Die prekäre Lage des Baltikums spiegelt sich auch in den Emigrationszahlen der letzten Jahre wider. Im Jahr 2000 lebten in Lettland noch rund 2,38 Millionen Menschen. Heute, nur 18 Jahre später sind es nur noch 1,9 Millionen. Den Statistiken der U.N. zufolge hat kein anderes Land der Welt einen derart großen Bevölkerungsschwund,18,2 %. Einzig Litauen hat mit 17,2% ähnlich schlechte Werte. Vor allem aus den ärmeren, ländlichen Regionen fliehen die gut ausgebildeten, jungen Leute en masse, denn hier sind die Gehälter sogar noch geringer als in der Hauptstadt. Aleksandr Ruhe, ein Journalist aus Latgale, der ärmsten Region Lettlands, die sich im Süd-Osten des Landes befindet formulierte es so: „Borders are open, information about life in other EU states is available and everyone is doing it. So, off young people go to England or Ireland or Germany.“
Tatsächlich kann man den jungen Leuten die Entscheidung nicht verübeln dorthin zu gehen, wo sie für die gleiche Arbeit das doppelte oder dreifache verdienen, besonders, wenn das pendeln durch 20€-Ryanair-Flüge noch besonders einfach und attraktiv gemacht wird. Wer in seinem Heimatland bleibt, tut dies bewusst, um Lettland zu retten, was auch wenn es pathetisch klingen mag, nötig und entscheidend für die Zukunft des baltischen Staates ist.

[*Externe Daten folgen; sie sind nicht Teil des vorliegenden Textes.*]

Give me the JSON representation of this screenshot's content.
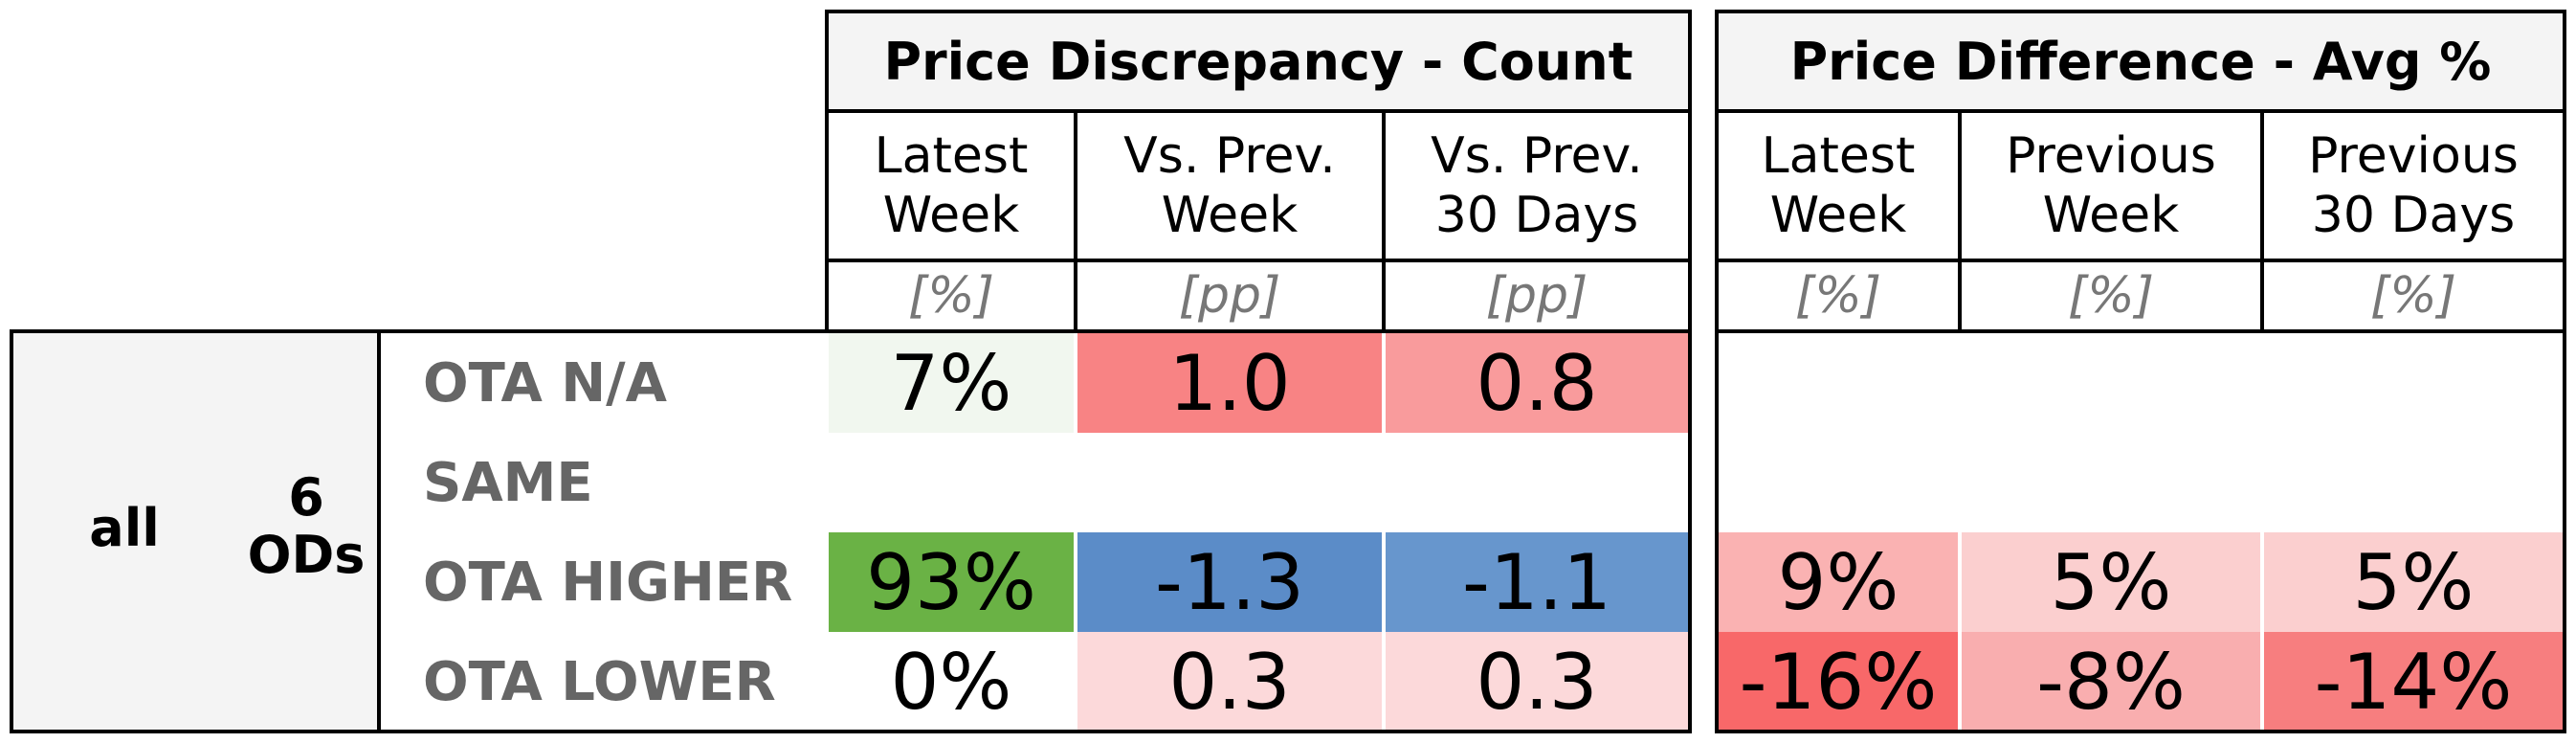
{
  "chart_data": {
    "type": "table",
    "groups": [
      {
        "title": "Price Discrepancy - Count",
        "columns": [
          {
            "label": "Latest\nWeek",
            "unit": "[%]"
          },
          {
            "label": "Vs. Prev.\nWeek",
            "unit": "[pp]"
          },
          {
            "label": "Vs. Prev.\n30 Days",
            "unit": "[pp]"
          }
        ]
      },
      {
        "title": "Price Difference - Avg %",
        "columns": [
          {
            "label": "Latest\nWeek",
            "unit": "[%]"
          },
          {
            "label": "Previous\nWeek",
            "unit": "[%]"
          },
          {
            "label": "Previous\n30 Days",
            "unit": "[%]"
          }
        ]
      }
    ],
    "row_group": {
      "label": "all",
      "sublabel": "6\nODs"
    },
    "rows": [
      {
        "label": "OTA N/A",
        "count": [
          {
            "v": "7%",
            "c": "#f1f7ef"
          },
          {
            "v": "1.0",
            "c": "#f88384"
          },
          {
            "v": "0.8",
            "c": "#f99b9c"
          }
        ],
        "diff": [
          {
            "v": "",
            "c": "#ffffff"
          },
          {
            "v": "",
            "c": "#ffffff"
          },
          {
            "v": "",
            "c": "#ffffff"
          }
        ]
      },
      {
        "label": "SAME",
        "count": [
          {
            "v": "",
            "c": "#ffffff"
          },
          {
            "v": "",
            "c": "#ffffff"
          },
          {
            "v": "",
            "c": "#ffffff"
          }
        ],
        "diff": [
          {
            "v": "",
            "c": "#ffffff"
          },
          {
            "v": "",
            "c": "#ffffff"
          },
          {
            "v": "",
            "c": "#ffffff"
          }
        ]
      },
      {
        "label": "OTA HIGHER",
        "count": [
          {
            "v": "93%",
            "c": "#6ab245"
          },
          {
            "v": "-1.3",
            "c": "#5b8cc8"
          },
          {
            "v": "-1.1",
            "c": "#6796cd"
          }
        ],
        "diff": [
          {
            "v": "9%",
            "c": "#fab2b2"
          },
          {
            "v": "5%",
            "c": "#fbcfcf"
          },
          {
            "v": "5%",
            "c": "#fbcfcf"
          }
        ]
      },
      {
        "label": "OTA LOWER",
        "count": [
          {
            "v": "0%",
            "c": "#ffffff"
          },
          {
            "v": "0.3",
            "c": "#fcd9da"
          },
          {
            "v": "0.3",
            "c": "#fcd9da"
          }
        ],
        "diff": [
          {
            "v": "-16%",
            "c": "#f86869"
          },
          {
            "v": "-8%",
            "c": "#f9aeaf"
          },
          {
            "v": "-14%",
            "c": "#f77e7f"
          }
        ]
      }
    ]
  }
}
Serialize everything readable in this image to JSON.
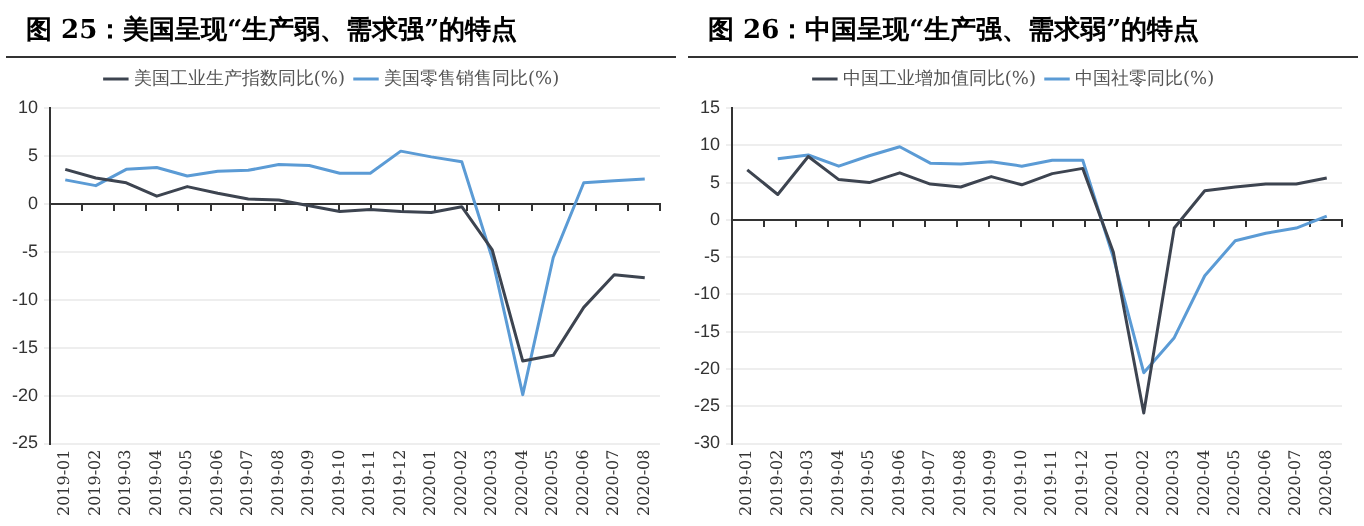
{
  "chart_data": [
    {
      "type": "line",
      "title": "图 25：美国呈现“生产弱、需求强”的特点",
      "categories": [
        "2019-01",
        "2019-02",
        "2019-03",
        "2019-04",
        "2019-05",
        "2019-06",
        "2019-07",
        "2019-08",
        "2019-09",
        "2019-10",
        "2019-11",
        "2019-12",
        "2020-01",
        "2020-02",
        "2020-03",
        "2020-04",
        "2020-05",
        "2020-06",
        "2020-07",
        "2020-08"
      ],
      "series": [
        {
          "name": "美国工业生产指数同比(%)",
          "color": "#3d4450",
          "values": [
            3.6,
            2.7,
            2.2,
            0.8,
            1.8,
            1.1,
            0.5,
            0.4,
            -0.2,
            -0.8,
            -0.6,
            -0.8,
            -0.9,
            -0.3,
            -4.8,
            -16.4,
            -15.8,
            -10.8,
            -7.4,
            -7.7
          ]
        },
        {
          "name": "美国零售销售同比(%)",
          "color": "#5b9bd5",
          "values": [
            2.5,
            1.9,
            3.6,
            3.8,
            2.9,
            3.4,
            3.5,
            4.1,
            4.0,
            3.2,
            3.2,
            5.5,
            4.9,
            4.4,
            -5.7,
            -19.9,
            -5.6,
            2.2,
            2.4,
            2.6
          ]
        }
      ],
      "ylim": [
        -25,
        10
      ],
      "yticks": [
        -25,
        -20,
        -15,
        -10,
        -5,
        0,
        5,
        10
      ],
      "grid": "y",
      "legend": "top"
    },
    {
      "type": "line",
      "title": "图 26：中国呈现“生产强、需求弱”的特点",
      "categories": [
        "2019-01",
        "2019-02",
        "2019-03",
        "2019-04",
        "2019-05",
        "2019-06",
        "2019-07",
        "2019-08",
        "2019-09",
        "2019-10",
        "2019-11",
        "2019-12",
        "2020-01",
        "2020-02",
        "2020-03",
        "2020-04",
        "2020-05",
        "2020-06",
        "2020-07",
        "2020-08"
      ],
      "series": [
        {
          "name": "中国工业增加值同比(%)",
          "color": "#3d4450",
          "values": [
            6.7,
            3.4,
            8.5,
            5.4,
            5.0,
            6.3,
            4.8,
            4.4,
            5.8,
            4.7,
            6.2,
            6.9,
            -4.3,
            -25.9,
            -1.1,
            3.9,
            4.4,
            4.8,
            4.8,
            5.6
          ]
        },
        {
          "name": "中国社零同比(%)",
          "color": "#5b9bd5",
          "values": [
            null,
            8.2,
            8.7,
            7.2,
            8.6,
            9.8,
            7.6,
            7.5,
            7.8,
            7.2,
            8.0,
            8.0,
            -5.0,
            -20.5,
            -15.8,
            -7.5,
            -2.8,
            -1.8,
            -1.1,
            0.5
          ]
        }
      ],
      "ylim": [
        -30,
        15
      ],
      "yticks": [
        -30,
        -25,
        -20,
        -15,
        -10,
        -5,
        0,
        5,
        10,
        15
      ],
      "grid": "y",
      "legend": "top"
    }
  ]
}
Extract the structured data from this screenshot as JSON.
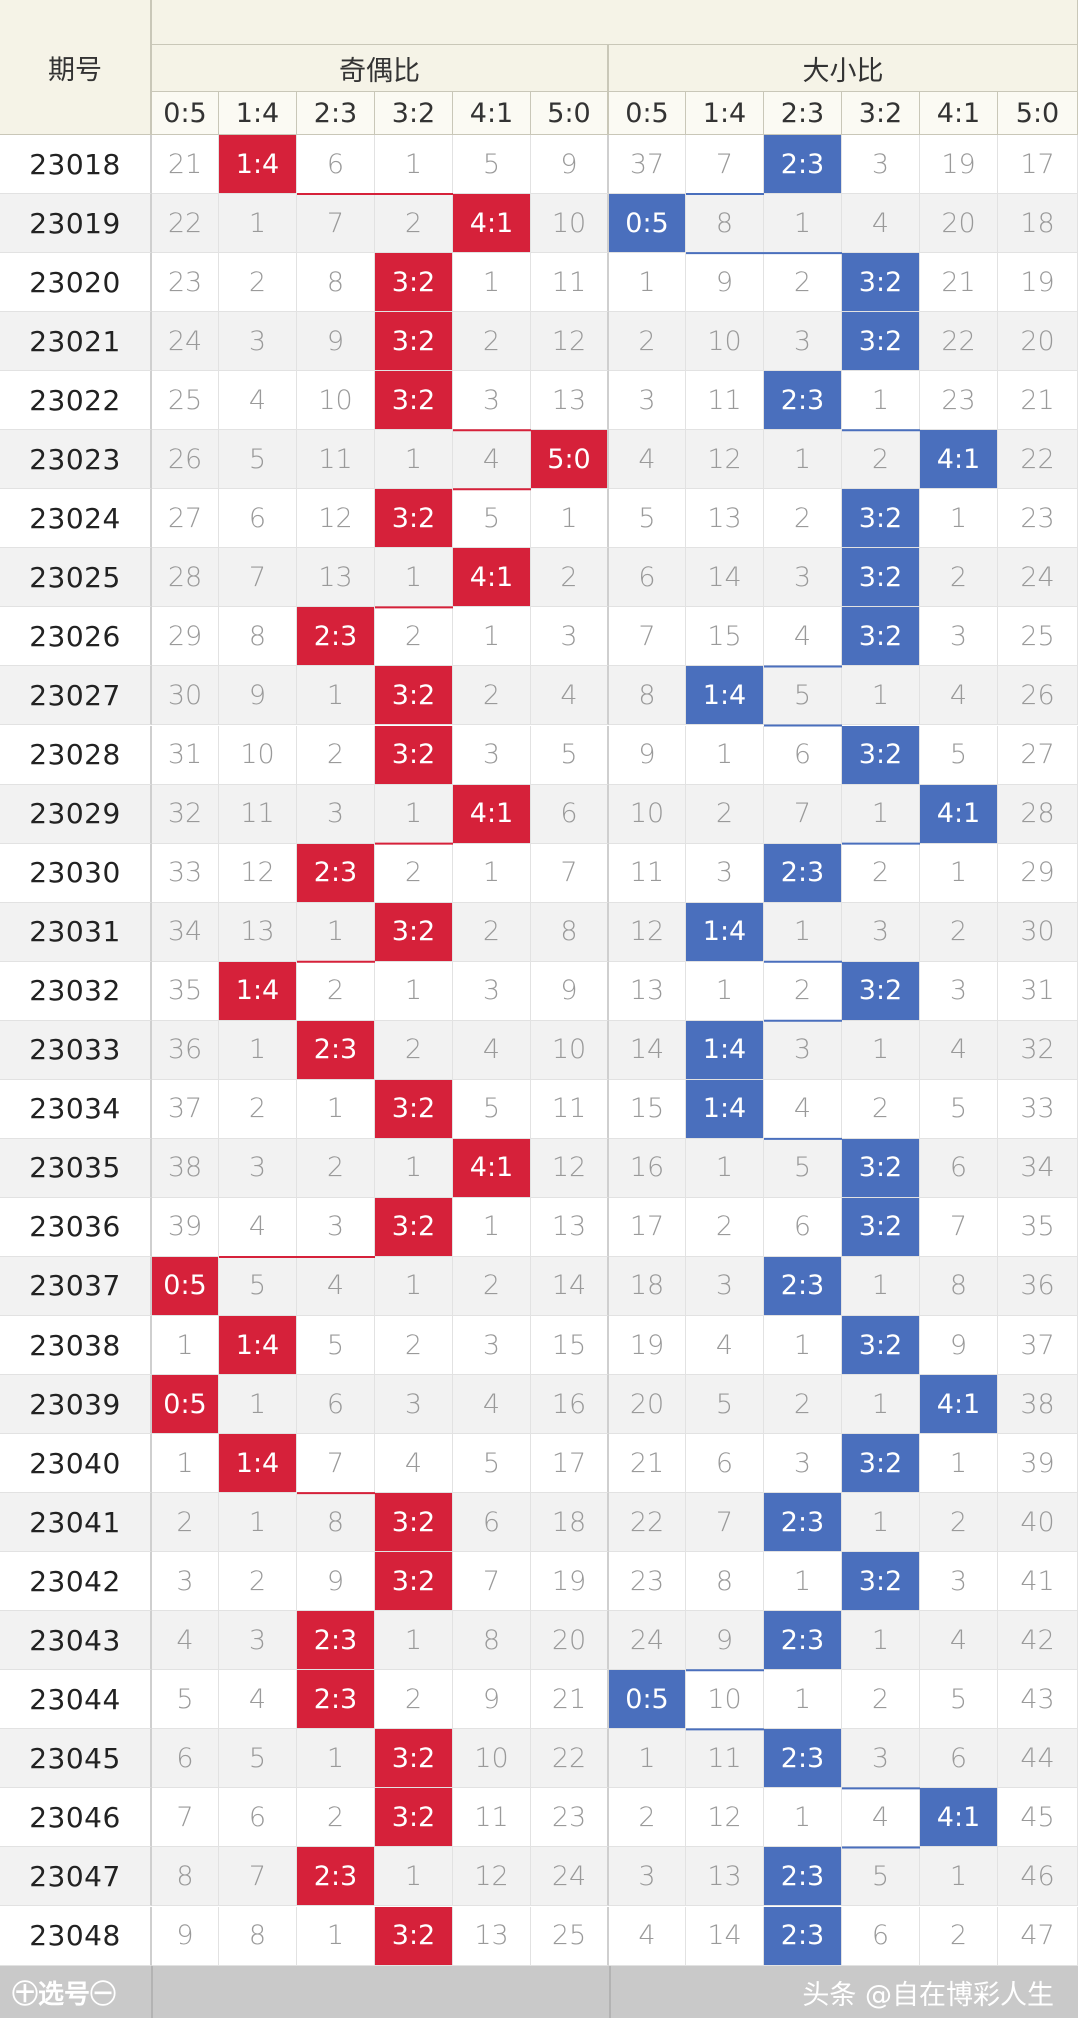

Dass dies immer mehr von ihnen tun, liegt nicht nur im Interesse der Regierungen Estlands, Litauens und Lettlands, sondern in unserer aller. Denn das Baltikum ist nicht nur unglaublich komplex und vielschichtig, sondern auch einfach wunderschön. Die unaufgeregte Natur steht hierbei im Kontrast zur spannenden Geschichte. Die endlosen Wälder, weiten Ostseestrände, die zahlreichen Seen und Flüsse und ja, auch die geringe Dichte an Häusern und Menschen ist Balsam für die Seele. Und wem all dies noch nicht genügt, um den Alltagsstress zu vergessen, kann seine Wohltat immer noch in einem Gläschen „Rigas Black Balsam“, dem lettischen, lokalen Schnaps finden. In jedem Fall hat das Baltikum eine Menge zu bieten und spielt zu Unrecht viel zu selten eine Rolle in Unterricht, Urlaubsplanung und Träumen in unseren Köpfen. Doch vielleicht ist es auch gerade diese Verkennung, die seinen Charme ausmacht – zu viel Popularität und Touristenmassen würden dieser so eigenen und un- oder zumindest wenigberührten Region unserer Erde bestimmt nicht gut tun. Also, packen Sie Ihren Koffer, besuchen Sie das Baltikum, aber erzählen Sie ihrem Nachbar nichts davon…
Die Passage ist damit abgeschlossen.